Di Giovanpaolo (Pd): chiederò convocazione in Senato. «La vicenda della basilica di San Paolo dimostra che non esiste un piano d’accoglienza per tutte le fasce deboli. Alemanno non sa che risposte dare. Chiederò la convocazione straordinaria della Commissione Diritti umani del Senato». Lo afferma, in una nota, il senatore del Pd Roberto Di Giovanpaolo, componente della Commissione Diritti umani e segretario della Commissione Affari Europei. «La giunta Alemanno sa fare solo convegni e nomine – continua Di Giovan Paolo – Serve un piano alternativo, che passi attraverso l’utilizzo dei fondi Ue per i migranti e a beneficio dei romani, che preveda l’utilizzo dei beni demaniali in disuso, che preveda una vera integrazione. All’assessore De Palo dico che non basta essere cattolici per difendere i valori cattolici. Lui è la foglia di fico della giunta Alemanno e gli ricordo che a San Paolo si nascosero gli antifascisti. La storia dunque di ripete».

Ozzimo (Pd): fallimento giunta Alemanno. «Quanto sta avvenendo a San Paolo certifica il fallimento della Giunta Alemanno – dice Daniele Ozzimo, vicepresidente della Commissione politiche sociali e consigliere Pd Roma Capitale – Il piano nomadi presentato dalla Giunta come modello da imitare di caratura internazionale prevedeva la realizzazione di 6 nuovi campi (13 campi, 7 esistenti più 6).

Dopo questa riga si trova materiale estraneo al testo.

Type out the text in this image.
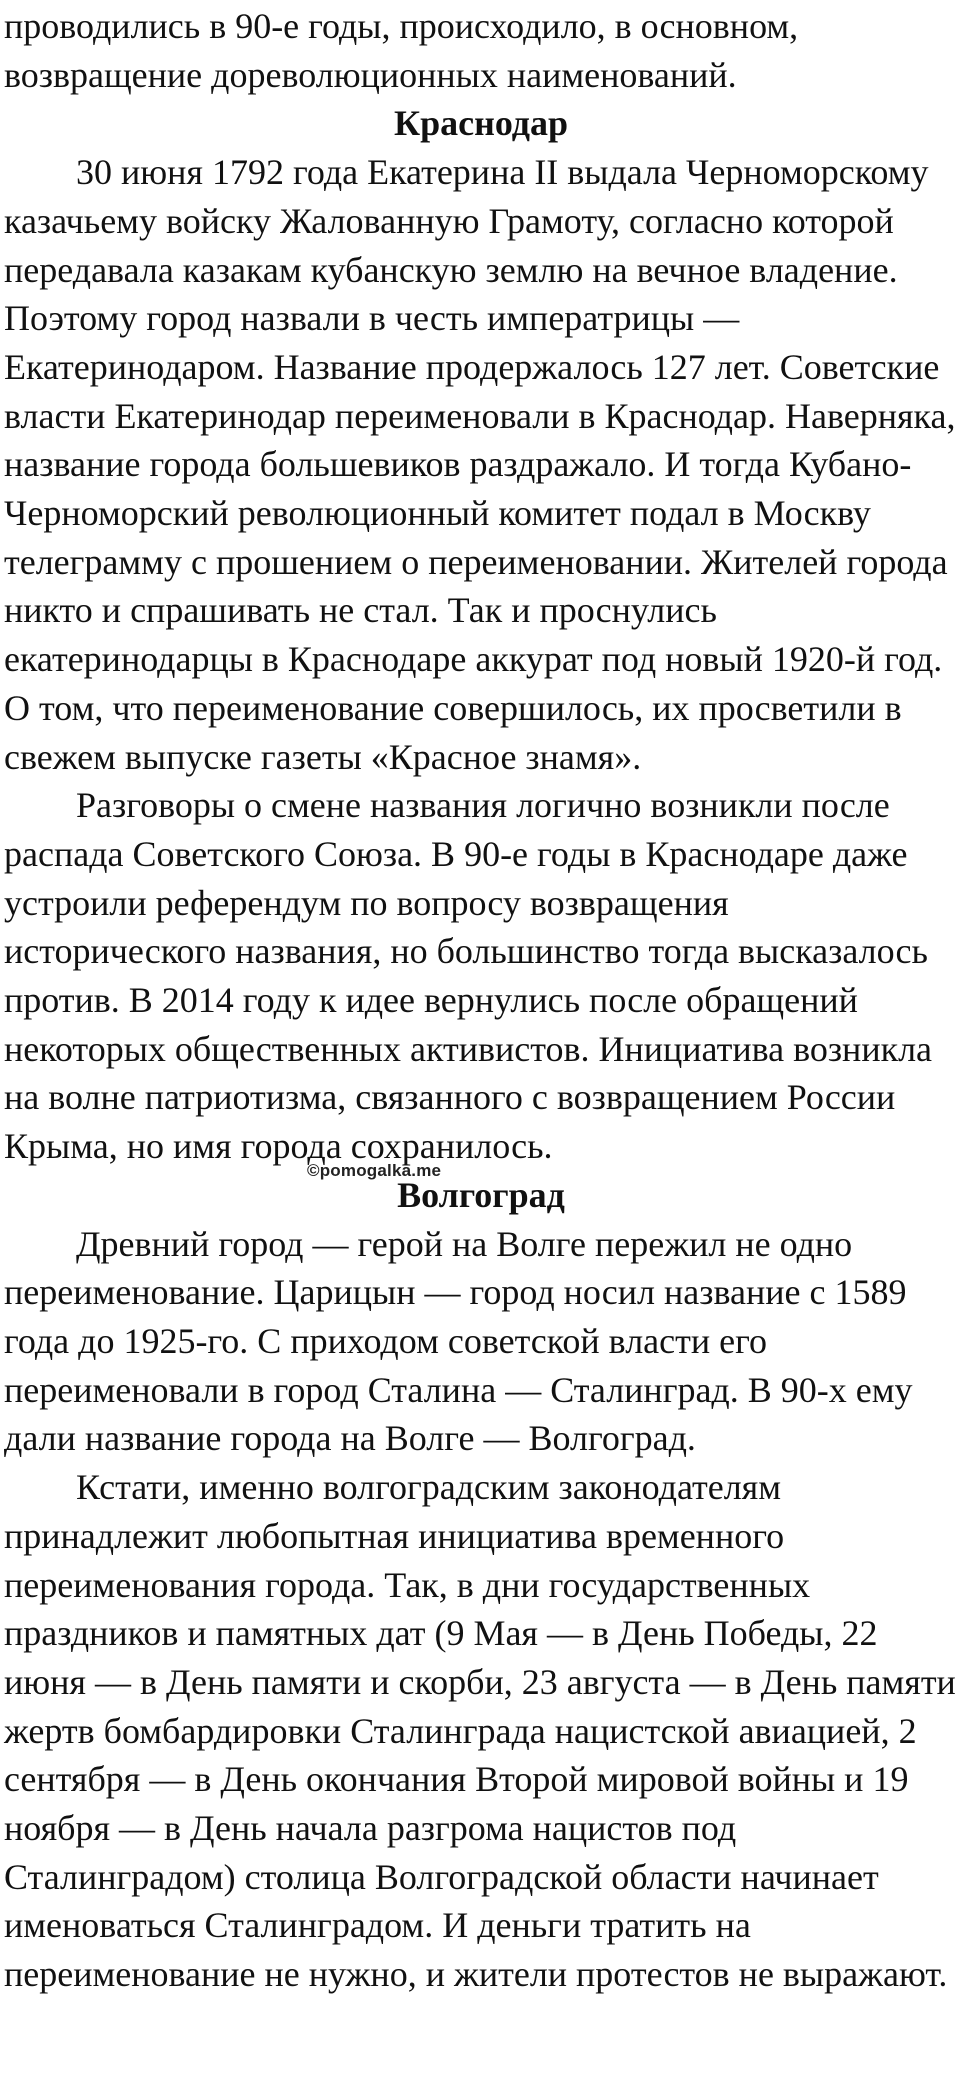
проводились в 90-е годы, происходило, в основном, возвращение дореволюционных наименований.

Краснодар

30 июня 1792 года Екатерина II выдала Черноморскому казачьему войску Жалованную Грамоту, согласно которой передавала казакам кубанскую землю на вечное владение. Поэтому город назвали в честь императрицы — Екатеринодаром. Название продержалось 127 лет. Советские власти Екатеринодар переименовали в Краснодар. Наверняка, название города большевиков раздражало. И тогда Кубано-Черноморский революционный комитет подал в Москву телеграмму с прошением о переименовании. Жителей города никто и спрашивать не стал. Так и проснулись екатеринодарцы в Краснодаре аккурат под новый 1920-й год. О том, что переименование совершилось, их просветили в свежем выпуске газеты «Красное знамя».

Разговоры о смене названия логично возникли после распада Советского Союза. В 90-е годы в Краснодаре даже устроили референдум по вопросу возвращения исторического названия, но большинство тогда высказалось против. В 2014 году к идее вернулись после обращений некоторых общественных активистов. Инициатива возникла на волне патриотизма, связанного с возвращением России Крыма, но имя города сохранилось.

Волгоград

Древний город — герой на Волге пережил не одно переименование. Царицын — город носил название с 1589 года до 1925-го. С приходом советской власти его переименовали в город Сталина — Сталинград. В 90-х ему дали название города на Волге — Волгоград.

Кстати, именно волгоградским законодателям принадлежит любопытная инициатива временного переименования города. Так, в дни государственных праздников и памятных дат (9 Мая — в День Победы, 22 июня — в День памяти и скорби, 23 августа — в День памяти жертв бомбардировки Сталинграда нацистской авиацией, 2 сентября — в День окончания Второй мировой войны и 19 ноября — в День начала разгрома нацистов под Сталинградом) столица Волгоградской области начинает именоваться Сталинградом. И деньги тратить на переименование не нужно, и жители протестов не выражают.

©pomogalka.me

La giunta Alemanno in tre anni non è riuscito a realizzarne uno, ostacolata dal clima di allarmismo da essa stessa alimentato, un clima utile in campagna elettorale ma estremamente dannoso per governare fenomeni complessi come questo. Senza nuovi spazi di accoglienza la Giunta sta proseguendo in sgomberi inutili e dispendiosi che hanno fatto crescere i micro campi abusivi».

I rom che escono dall’area della Basilica di San Paolo non possono più rientrarvi, anche se sono usciti soltanto per prendere un oggetto nell’auto o per qualunque altra ragione. «Stiamo assistendo a scene di deportazione – ha detto in mattinata il presidente dell’XI Municipio Andrea Catarci – con gli uomini usciti che non vengono fatti rientrare dalla gendarmeria vaticana e le donne e i bambini dentro. Si parlano dietro le sbarre».